Players like Panarin almost never reach free agency. To get a guy like that for just money would be great. Regardless of whether we’re rebuilding or not. We need elite talent. Panarin is still young enough it’s not like it’s an over the hill guy. A 7 year deal would take him to 34. I’d rather pay Panarin 11million a year than have extra cap space to sign more but worse players.

You should bookmark this post.

Then see if you're happy if/when the Rangers, as a team, are truly ready to compete and a 30+ year old Panarin is making $11M a year.

I am much more interested in the Rangers being patient and concentrating on building the foundation over the next couple of years.
 
Could make an argument that he should. The team could very well not be ready to compete by the time he's a UFA, and his NMC kicks in this off-season. Should probably trade him at the draft so we could have 2 top-10 picks. Just need to continue accumulating assets and hope eventually the Rangers won't end up picking 9th.

I think a guy like Kreider is in the grey area of keepable, but Zibanejad is a core piece for the future or this team.
 
There is a difference between running out to sign UFAs and having homegrown (or essentially home grown) vets like ZBad and Kreider to be the leaders on the team, take pressure off the kids and come out on the other side of a rebuild.
I disagree, especially in the situation with Kreider. I get Zibanejad because he has 3 years left and the team could potentially be good enough in 2 or 3 years, which is also why I want to sign Panarin who should still be effective by then. But giving Kreider a long-term deal while being unwilling to sign Panarin makes zero sense, and no amount of leadership and being homegrown would change that.
 
It's not so much a fear, as an expectation based on the fact that there's no real precedent for it happening.
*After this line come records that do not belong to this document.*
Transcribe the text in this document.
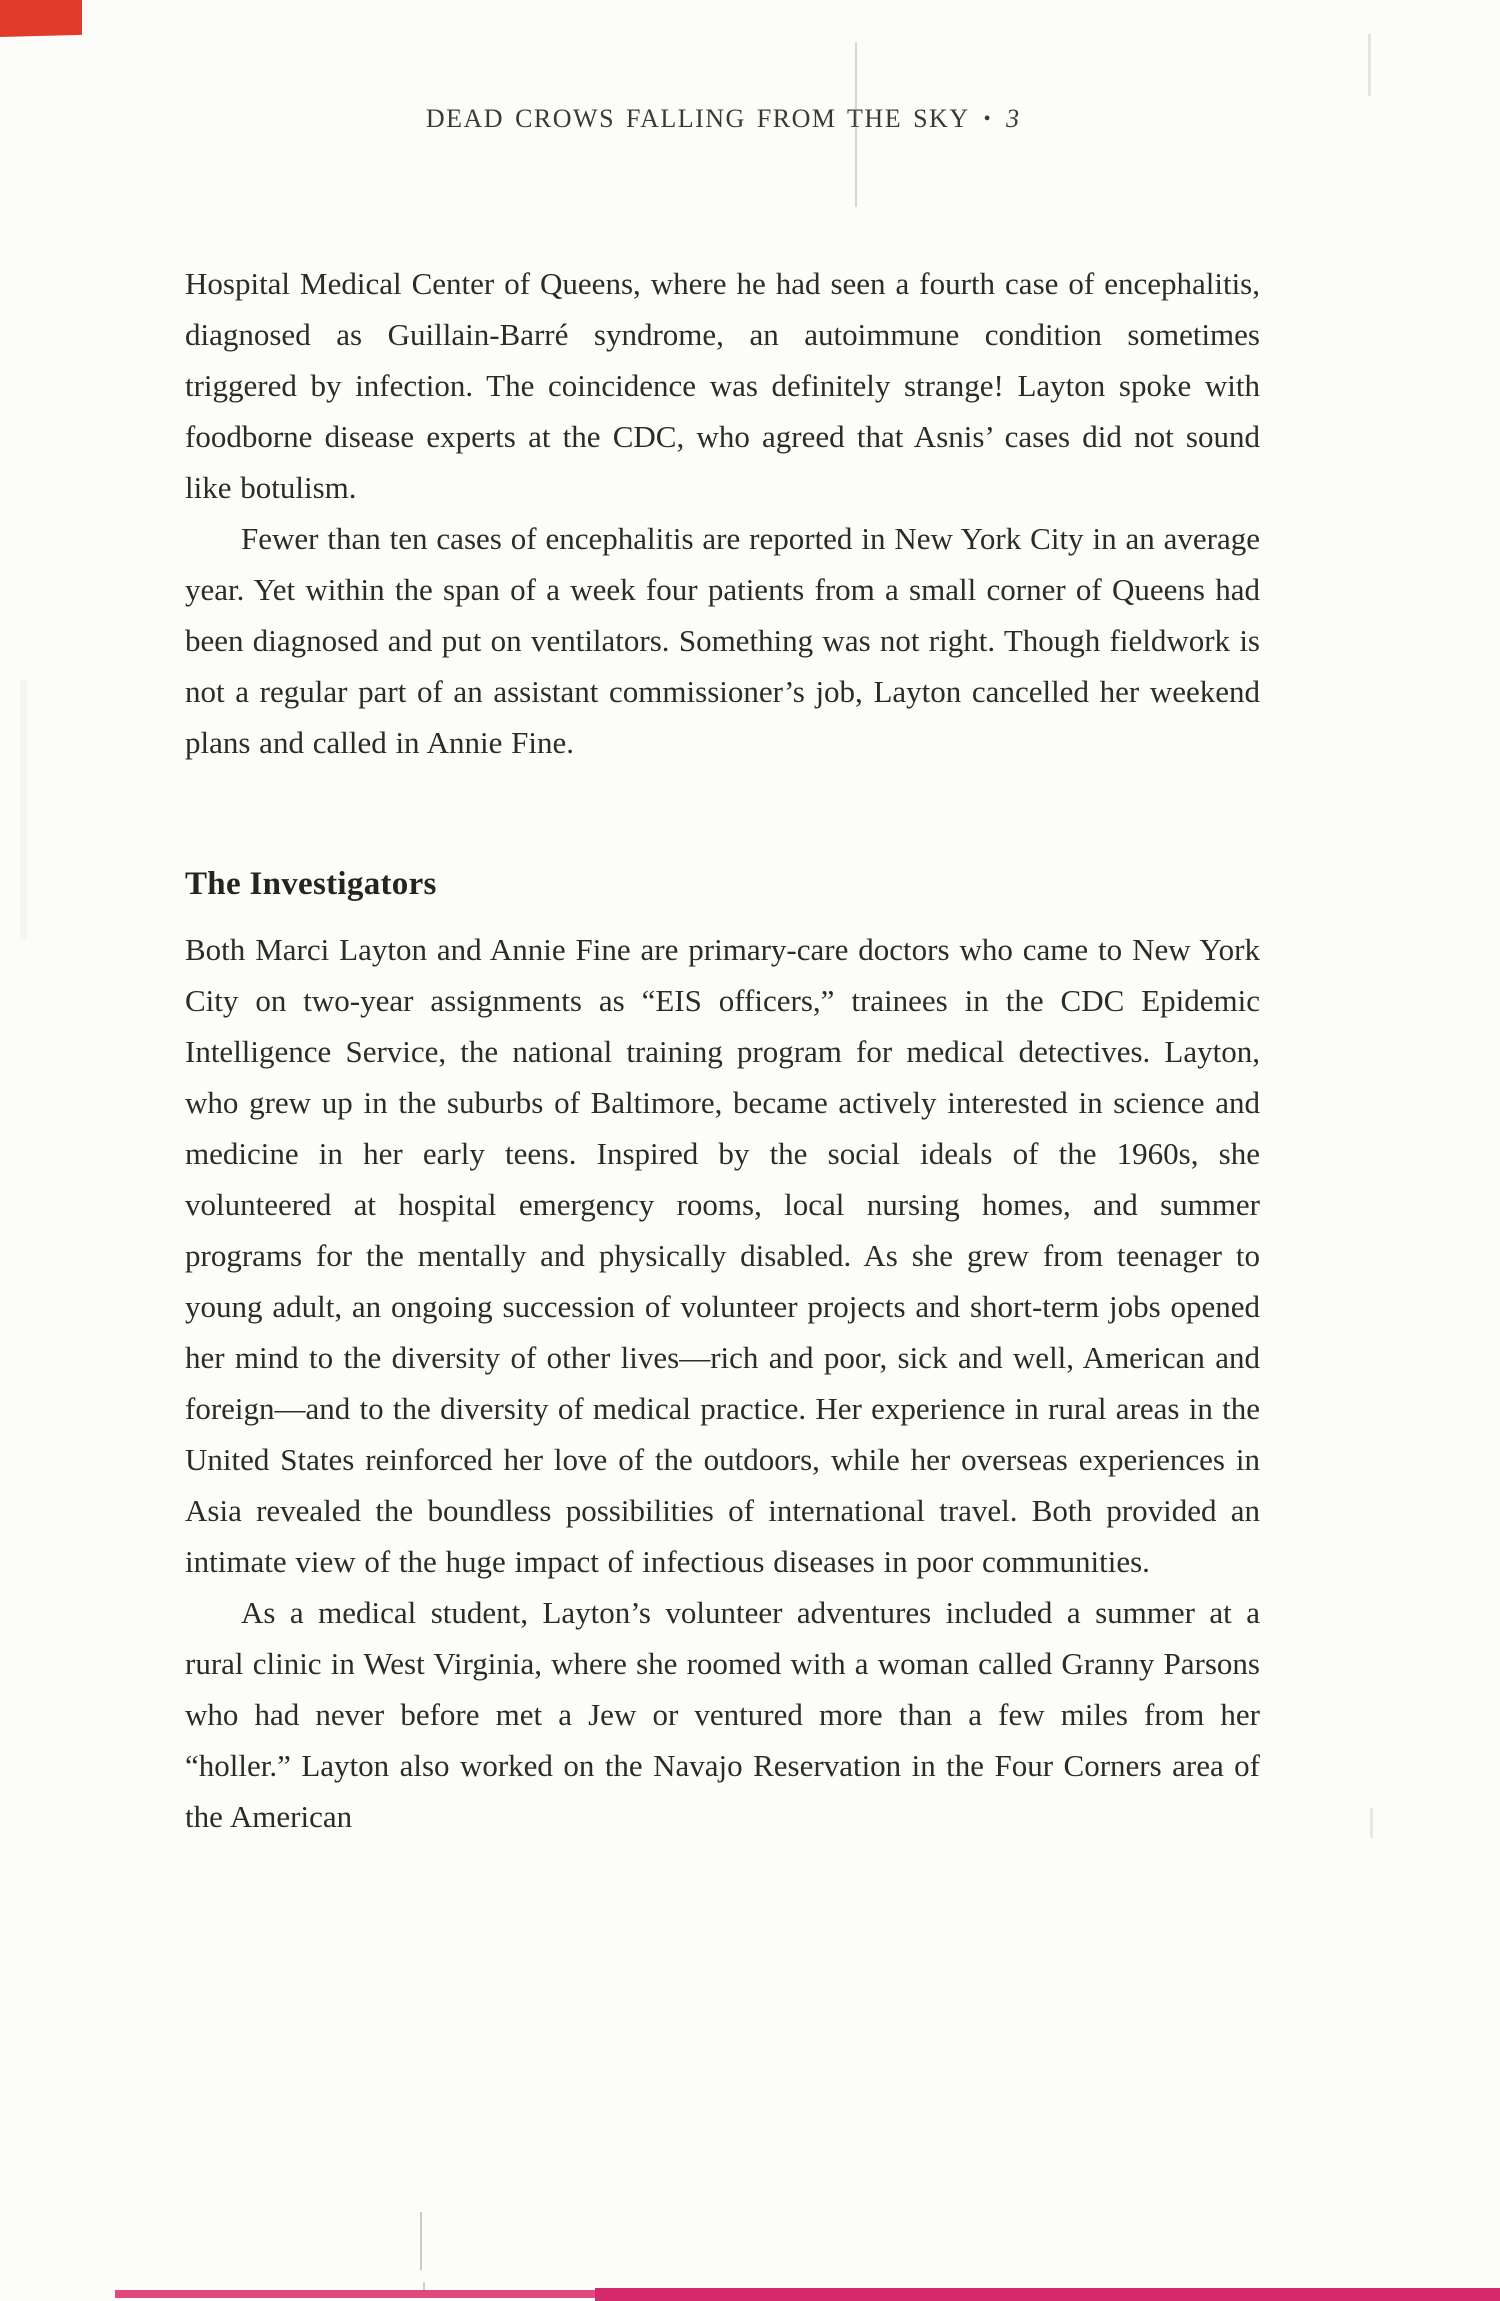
DEAD CROWS FALLING FROM THE SKY • 3

Hospital Medical Center of Queens, where he had seen a fourth case of encephalitis, diagnosed as Guillain-Barré syndrome, an autoimmune condition sometimes triggered by infection. The coincidence was definitely strange! Layton spoke with foodborne disease experts at the CDC, who agreed that Asnis’ cases did not sound like botulism.

Fewer than ten cases of encephalitis are reported in New York City in an average year. Yet within the span of a week four patients from a small corner of Queens had been diagnosed and put on ventilators. Something was not right. Though fieldwork is not a regular part of an assistant commissioner’s job, Layton cancelled her weekend plans and called in Annie Fine.

The Investigators

Both Marci Layton and Annie Fine are primary-care doctors who came to New York City on two-year assignments as “EIS officers,” trainees in the CDC Epidemic Intelligence Service, the national training program for medical detectives. Layton, who grew up in the suburbs of Baltimore, became actively interested in science and medicine in her early teens. Inspired by the social ideals of the 1960s, she volunteered at hospital emergency rooms, local nursing homes, and summer programs for the mentally and physically disabled. As she grew from teenager to young adult, an ongoing succession of volunteer projects and short-term jobs opened her mind to the diversity of other lives—rich and poor, sick and well, American and foreign—and to the diversity of medical practice. Her experience in rural areas in the United States reinforced her love of the outdoors, while her overseas experiences in Asia revealed the boundless possibilities of international travel. Both provided an intimate view of the huge impact of infectious diseases in poor communities.

As a medical student, Layton’s volunteer adventures included a summer at a rural clinic in West Virginia, where she roomed with a woman called Granny Parsons who had never before met a Jew or ventured more than a few miles from her “holler.” Layton also worked on the Navajo Reservation in the Four Corners area of the American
I really can't see a scenario in which it happens and hypothetical that remove key components just get a little creative for my taste.

It's kind of like the Hayes contract. You can't talk salary without talking NMC. They are indivisible. Members would float scenarios where we paid Hayes and removed the NMC and that just wasn't ever a realistic scenario for me.

As such, Panarin falls into the same category. I cannot envision a scenario in which the Rangers make the biggest free agent splash of 2019, sign a player who apparently only hits free agency once a decade, and then continue with the status quo of patiently building, developing and letting kids nurture.

There's concepts are inherently contradictory to one another.

But even if they weren't, I don't really see what difference is actually makes during Panarin's prime years, because I still don't see enough of the other components coming together for a window while Panarin is still the player people want him to be.

So that, in turn, takes me into a scenario where there are a hell of a lot of "ifs" floating around.

  • If the Rangers bucked all conventional wisdom and stayed the course.
  • If the Rangers decided they were okay paying a guy 8 figures to sit through a rebuild.
  • If the Rangers currently have enough pieces in place that we're ready to start cranking up the dial on building an experienced team to support the young players we have.
  • If the window comes quicker than it has for other teams who have been successful.
  • If Panarin will still be an elite player when that window opens.
  • If the prospects we have hit at 80 percent of their ceilings.
  • Etc. Etc.
And that takes me back to my belief that the more "ifs" you have, the more unlikely the scenario is to work out. That's not so much a lingering fear, so much as it's something my "fairly" logical brain has a hard to running with.
In your estimation, when would you say, the competitive/contending window is? 2021? 2022?